Depuis le 1er juillet 2014, l’accord FATCALien externe (“Foreign Account Tax Compliance Act”), qui correspond à un échange d’informations à sens unique, est en vigueur avec les Etats-Unis. Il oblige les intermédiaires financiers suisses à transmettre automatiquement à l’autorité fiscale américaine les comptes de toute personne soumise à l’impôt aux Etats-Unis.
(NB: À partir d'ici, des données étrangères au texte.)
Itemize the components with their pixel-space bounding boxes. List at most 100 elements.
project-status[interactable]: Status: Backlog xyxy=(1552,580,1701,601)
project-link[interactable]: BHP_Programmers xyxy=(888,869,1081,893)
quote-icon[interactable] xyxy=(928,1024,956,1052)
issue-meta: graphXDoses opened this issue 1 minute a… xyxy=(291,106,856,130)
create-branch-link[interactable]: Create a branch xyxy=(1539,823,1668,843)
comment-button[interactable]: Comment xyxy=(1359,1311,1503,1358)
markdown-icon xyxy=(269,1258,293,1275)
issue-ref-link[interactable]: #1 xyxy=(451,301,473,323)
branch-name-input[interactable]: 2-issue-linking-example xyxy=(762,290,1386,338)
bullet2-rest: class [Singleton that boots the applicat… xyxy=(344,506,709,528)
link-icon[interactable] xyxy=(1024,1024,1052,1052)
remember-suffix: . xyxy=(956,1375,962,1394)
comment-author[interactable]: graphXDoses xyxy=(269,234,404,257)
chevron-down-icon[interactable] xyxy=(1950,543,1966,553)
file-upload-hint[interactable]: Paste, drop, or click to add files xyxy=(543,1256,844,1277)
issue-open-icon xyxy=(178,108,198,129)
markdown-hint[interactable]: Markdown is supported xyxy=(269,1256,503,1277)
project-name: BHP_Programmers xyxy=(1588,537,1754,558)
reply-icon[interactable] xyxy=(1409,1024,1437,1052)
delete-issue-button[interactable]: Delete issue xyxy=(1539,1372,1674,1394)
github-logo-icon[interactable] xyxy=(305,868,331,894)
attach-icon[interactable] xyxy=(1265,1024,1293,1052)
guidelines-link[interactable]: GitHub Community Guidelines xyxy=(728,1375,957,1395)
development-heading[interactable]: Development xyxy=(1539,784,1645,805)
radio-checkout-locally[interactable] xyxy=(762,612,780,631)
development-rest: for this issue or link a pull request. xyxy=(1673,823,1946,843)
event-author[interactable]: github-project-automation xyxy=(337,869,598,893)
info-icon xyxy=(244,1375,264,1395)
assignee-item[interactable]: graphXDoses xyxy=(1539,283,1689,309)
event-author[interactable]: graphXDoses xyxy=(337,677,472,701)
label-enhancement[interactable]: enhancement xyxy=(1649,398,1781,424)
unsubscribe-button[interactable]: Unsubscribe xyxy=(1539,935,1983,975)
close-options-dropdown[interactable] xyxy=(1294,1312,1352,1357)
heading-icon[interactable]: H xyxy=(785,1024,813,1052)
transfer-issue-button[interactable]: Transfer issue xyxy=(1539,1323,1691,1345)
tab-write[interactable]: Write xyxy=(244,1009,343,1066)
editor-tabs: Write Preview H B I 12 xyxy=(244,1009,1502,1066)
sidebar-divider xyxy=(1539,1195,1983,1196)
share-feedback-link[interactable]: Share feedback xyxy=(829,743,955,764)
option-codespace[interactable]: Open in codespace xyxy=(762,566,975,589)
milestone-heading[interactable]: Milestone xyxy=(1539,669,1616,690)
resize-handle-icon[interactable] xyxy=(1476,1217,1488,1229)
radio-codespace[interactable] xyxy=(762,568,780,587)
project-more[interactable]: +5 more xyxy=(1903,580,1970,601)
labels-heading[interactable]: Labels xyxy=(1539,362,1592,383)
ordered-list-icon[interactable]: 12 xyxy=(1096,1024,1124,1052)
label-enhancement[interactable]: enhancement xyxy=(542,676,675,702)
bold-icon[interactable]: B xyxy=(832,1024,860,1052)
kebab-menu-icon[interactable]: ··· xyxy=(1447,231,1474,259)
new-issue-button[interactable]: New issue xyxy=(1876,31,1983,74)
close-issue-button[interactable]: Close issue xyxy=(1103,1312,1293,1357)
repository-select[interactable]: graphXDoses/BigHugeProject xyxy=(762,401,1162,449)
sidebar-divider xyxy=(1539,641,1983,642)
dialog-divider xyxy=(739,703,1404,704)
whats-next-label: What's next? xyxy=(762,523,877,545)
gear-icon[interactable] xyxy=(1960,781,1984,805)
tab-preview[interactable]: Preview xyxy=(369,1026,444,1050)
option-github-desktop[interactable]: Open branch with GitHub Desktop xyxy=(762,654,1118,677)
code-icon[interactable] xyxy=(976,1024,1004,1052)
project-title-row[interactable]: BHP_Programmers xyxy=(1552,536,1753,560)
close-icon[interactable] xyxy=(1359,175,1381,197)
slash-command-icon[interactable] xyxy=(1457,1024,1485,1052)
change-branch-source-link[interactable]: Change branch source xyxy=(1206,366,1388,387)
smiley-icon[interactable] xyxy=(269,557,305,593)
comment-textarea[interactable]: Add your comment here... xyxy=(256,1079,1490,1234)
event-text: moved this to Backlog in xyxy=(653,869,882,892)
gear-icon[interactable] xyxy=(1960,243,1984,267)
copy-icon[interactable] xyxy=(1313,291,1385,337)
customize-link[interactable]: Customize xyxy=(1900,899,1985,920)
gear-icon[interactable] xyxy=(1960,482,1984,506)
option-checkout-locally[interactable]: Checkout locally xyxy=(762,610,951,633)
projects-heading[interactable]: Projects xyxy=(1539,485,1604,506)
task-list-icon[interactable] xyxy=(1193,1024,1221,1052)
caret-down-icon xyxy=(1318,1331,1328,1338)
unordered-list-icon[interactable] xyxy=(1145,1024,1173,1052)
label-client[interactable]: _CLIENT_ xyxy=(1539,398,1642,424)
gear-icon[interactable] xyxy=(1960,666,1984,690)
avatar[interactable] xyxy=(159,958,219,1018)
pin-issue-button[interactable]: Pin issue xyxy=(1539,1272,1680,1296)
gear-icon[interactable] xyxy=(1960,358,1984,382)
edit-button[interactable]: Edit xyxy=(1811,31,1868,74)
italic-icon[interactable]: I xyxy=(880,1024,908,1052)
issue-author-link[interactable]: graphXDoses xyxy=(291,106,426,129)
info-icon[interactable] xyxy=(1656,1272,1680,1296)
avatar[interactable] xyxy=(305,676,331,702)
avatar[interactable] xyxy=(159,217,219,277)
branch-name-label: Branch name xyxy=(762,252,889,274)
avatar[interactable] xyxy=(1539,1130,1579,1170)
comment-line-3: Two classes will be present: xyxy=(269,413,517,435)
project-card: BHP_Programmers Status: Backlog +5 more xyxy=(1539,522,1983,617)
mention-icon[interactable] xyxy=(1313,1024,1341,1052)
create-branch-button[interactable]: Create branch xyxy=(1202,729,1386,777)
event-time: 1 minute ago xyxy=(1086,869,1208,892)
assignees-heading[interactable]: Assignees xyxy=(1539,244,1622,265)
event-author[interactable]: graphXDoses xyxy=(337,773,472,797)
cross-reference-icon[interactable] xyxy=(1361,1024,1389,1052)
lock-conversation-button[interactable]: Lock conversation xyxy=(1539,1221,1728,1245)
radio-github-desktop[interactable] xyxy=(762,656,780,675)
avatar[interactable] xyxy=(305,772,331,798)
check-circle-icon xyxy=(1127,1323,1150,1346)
La querelle fiscale entre Washington et les banques suisses n’en continue pas moins. Les Américains exigent des quelques 40 banques soupçonnées d’aide à l’évasion fiscale qu’elles livrent des informations supplémentaires. La fin de la procédure et la fixation des amendes sont attendues pour le printemps 2015.

L’image des banques a souffert

Autre question non encore réglée: celle des fonds soustraits au fisc italien cette fois. Les négociations avec Rome durent depuis deux ans et demi, et la diplomatie financière suisse espère arriver maintenant en phase finale.

Naturellement, il n’existe pas de statistiques ni de données officielles sur le volume des fonds soustraits au fisc et déposés par des clients étrangers dans les banques suisses. Les experts estiment néanmoins qu’une part importante de cet argent a déjà été soit légalisé, soit transféré vers les derniers paradis fiscaux qui existent encore. «Celui qui ne s’est pas annoncé volontairement et qui n’entend pas non plus profiter d’une amnistie fiscale devrait probablement juste retirer son argent de Suisse. Pour la clientèle internationale, l’image de la Suisse et de ses banques est bien écornée», note Peter V. Kunz, qui rappelle la première livraison de données bancaires aux Etats-Unis il y a déjà plus de quatre ans.